Now we can exploit this knowledge.”
It is an important step forward towards the new strategy that identifies tumors on the basis of their molecular characteristics and then chooses as targets the mechanisms linked to dangerous mutations.
The LZTR1 gene, for example, was until now known to be an enemy of tumors (tumor suppressor), and now it has been seen that when it mutates it instead becomes an ally of tumors, favoring their development.
The researchers discovered that, under normal conditions, the gene destroys two proteins, called EGFR and AXL, which tend to accumulate abnormally, causing tumor formation.
If it's mutated, it doesn't block them.
“LZTR1 mutations play a significant role in many cancers, including lung, brain, breast, colon, esophageal and other cancers.

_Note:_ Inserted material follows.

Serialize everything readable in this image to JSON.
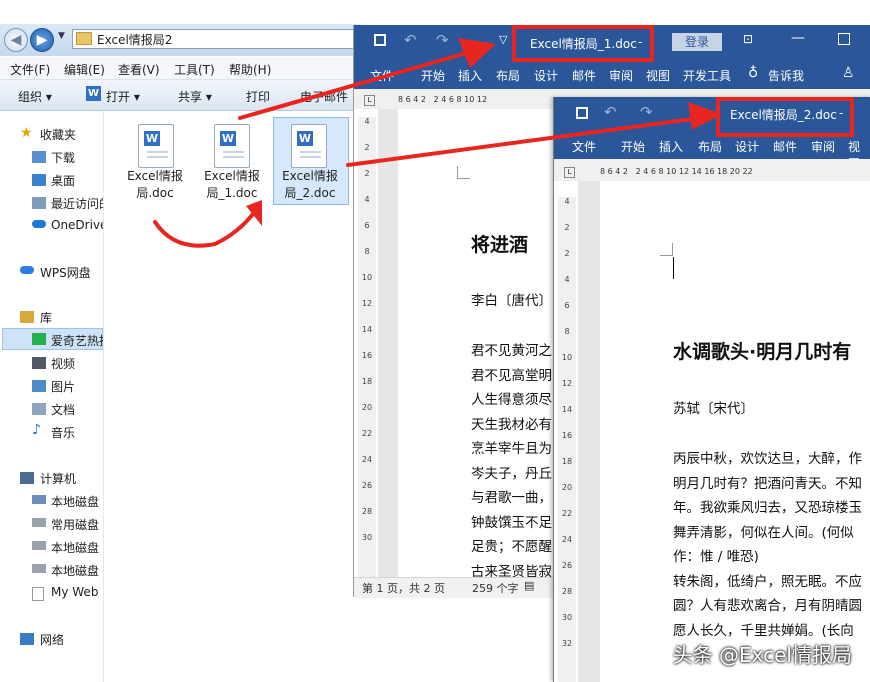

“Now we know what the two proteins are, both very important for the development of human tumors – said Iavarone – and we know that there are already precision drugs designed to block them.
The problem – he adds – is that they are often used without success ”.
This is because they are often given singly, and if only one protein is affected, the other continues to help the tumour.
“For this reason, the EGFR and AXL proteins must both be blocked, with a combined therapy of the two drugs”.
After the encouraging results in mice, clinical trials are expected soon, on patients who have the mutation of the LZTR1 gene, although they are affected by various forms of cancer.